For awhile, Band Aid seems like it’s going to be one of these kitschy, awfully cutesy movies about a bunch of young, happenin’ hipsters getting together, forming a band, and performing even kitschier, cuter songs about love, life, and well, sex. But then, writer/director/producer/star Zoe Lister-Jones throws us a curve-ball and keeps the focus on the characters, their relationships, and just what’s at the core of everything that’s going on. Sure, the catchy music is there to be used a device to help us navigate through the story, but really, it’s about this relationship, no matter what.
And yes, it actually works.
In fact, it works almost too much. Lister-Jones has a knack for writing smart, honest dialogue that doesn’t feel like it’s trying too hard to be raw and gritty, but just make us think a little bit. The fights these two have, while sometimes long and over-winding, are also entertaining and interesting to listen to, because they feel like the kinds of arguments actual, real people would have. You could almost go so far as to say it’s all “relatable”, but I feel as if that’s already a given; it’s the kind of movie that makes you love these characters because you identify with them, but also hate them for the same exact reason, and in return, hate yourself.

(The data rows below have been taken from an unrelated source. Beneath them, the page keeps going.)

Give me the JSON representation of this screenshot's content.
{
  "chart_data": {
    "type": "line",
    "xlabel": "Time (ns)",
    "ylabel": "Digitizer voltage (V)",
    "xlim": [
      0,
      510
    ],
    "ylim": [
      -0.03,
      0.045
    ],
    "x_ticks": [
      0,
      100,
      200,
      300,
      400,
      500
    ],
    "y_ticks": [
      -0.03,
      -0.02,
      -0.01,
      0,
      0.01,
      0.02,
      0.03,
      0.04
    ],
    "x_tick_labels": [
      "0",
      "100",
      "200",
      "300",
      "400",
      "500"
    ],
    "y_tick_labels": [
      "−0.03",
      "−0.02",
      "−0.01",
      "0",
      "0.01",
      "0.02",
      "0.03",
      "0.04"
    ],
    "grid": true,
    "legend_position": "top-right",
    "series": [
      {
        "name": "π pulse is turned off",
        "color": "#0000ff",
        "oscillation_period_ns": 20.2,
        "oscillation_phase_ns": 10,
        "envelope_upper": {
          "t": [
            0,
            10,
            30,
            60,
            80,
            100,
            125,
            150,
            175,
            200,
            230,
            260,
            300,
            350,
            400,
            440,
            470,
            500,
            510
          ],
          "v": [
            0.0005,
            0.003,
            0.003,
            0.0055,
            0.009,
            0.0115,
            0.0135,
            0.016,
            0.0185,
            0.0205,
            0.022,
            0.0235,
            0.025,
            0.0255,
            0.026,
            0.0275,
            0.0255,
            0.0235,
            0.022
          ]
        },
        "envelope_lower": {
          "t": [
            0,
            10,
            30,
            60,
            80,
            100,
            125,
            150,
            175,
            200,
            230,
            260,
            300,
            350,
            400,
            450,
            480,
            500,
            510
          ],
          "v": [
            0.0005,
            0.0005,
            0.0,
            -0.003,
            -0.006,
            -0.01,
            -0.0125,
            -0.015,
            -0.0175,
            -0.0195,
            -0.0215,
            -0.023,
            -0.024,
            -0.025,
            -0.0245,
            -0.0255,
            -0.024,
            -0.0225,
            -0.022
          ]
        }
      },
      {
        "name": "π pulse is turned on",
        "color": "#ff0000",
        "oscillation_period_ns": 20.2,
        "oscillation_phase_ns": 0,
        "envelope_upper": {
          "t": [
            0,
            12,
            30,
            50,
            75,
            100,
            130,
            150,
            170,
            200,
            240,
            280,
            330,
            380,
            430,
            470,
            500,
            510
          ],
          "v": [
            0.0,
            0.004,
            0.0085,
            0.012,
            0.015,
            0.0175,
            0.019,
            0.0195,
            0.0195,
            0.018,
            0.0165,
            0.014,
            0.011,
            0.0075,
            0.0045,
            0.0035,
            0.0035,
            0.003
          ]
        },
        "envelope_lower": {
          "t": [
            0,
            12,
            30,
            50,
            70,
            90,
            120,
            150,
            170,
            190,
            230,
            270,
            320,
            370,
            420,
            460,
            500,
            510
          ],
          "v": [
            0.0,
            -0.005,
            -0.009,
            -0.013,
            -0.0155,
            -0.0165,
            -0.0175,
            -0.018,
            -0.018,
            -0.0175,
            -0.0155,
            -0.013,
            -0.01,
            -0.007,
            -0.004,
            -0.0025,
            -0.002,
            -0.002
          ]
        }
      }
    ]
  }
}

It’s the kind of writing that isn’t flashy, but real and it’s what kept me so interested in Band Aid. Even when it seemed like some of these characters were a little too insufferable and the whole music-angle was a bit too obvious of a way to show us, the world, that the cast can ACTUALLY PLAY THEIR INSTRUMENTS, the dialogue kept drawing me back in. It actually goes towards some very dark and sad places, and while for any lesser writer or director, it would be a severe misstep, it actually comes together and works here; the songs themselves may be poppy, light and awfully catchy, but behind them are painfully hurtful feelings of anguish and depression that don’t ever seem to go away, no matter how many choruses are sung about them.
Just makes you want to pick up the guitar and start beltin’ out some tunes yourself, eh?
Anyway, yeah, Lister-Jones is incredibly talented behind the camera, but is also equally just as talented in front of it. She’s a smart director to not keep the focus solely on her character, but it also makes you want to see more of her; she has this kind of presence where she seems like the smartest person in the room, what with her perfect deadpan, but also isn’t afraid to get vulnerable here, showing us some slight weaknesses to a strong persona. Her chemistry with Pally also helps, because they not only work as a couple who seem to be in love, but also as a couple who can’t seem to stop hurting the hell out of one another with their non-stop insults. Even Fred Armisen shows up here and plays what could have been an awfully conventional and one-note character, actually turns out to be rather sweet and kind, even if, yeah, he’s a bit creepy.
There’s more to every character here and it’s just like the way it is in life.
Consensus: Band Aid may present itself as another “let’s make a band”-sub-genre of kitschy indies, but actually prefers to dig deep into its characters and relationship at the center of its well-acted ensemble.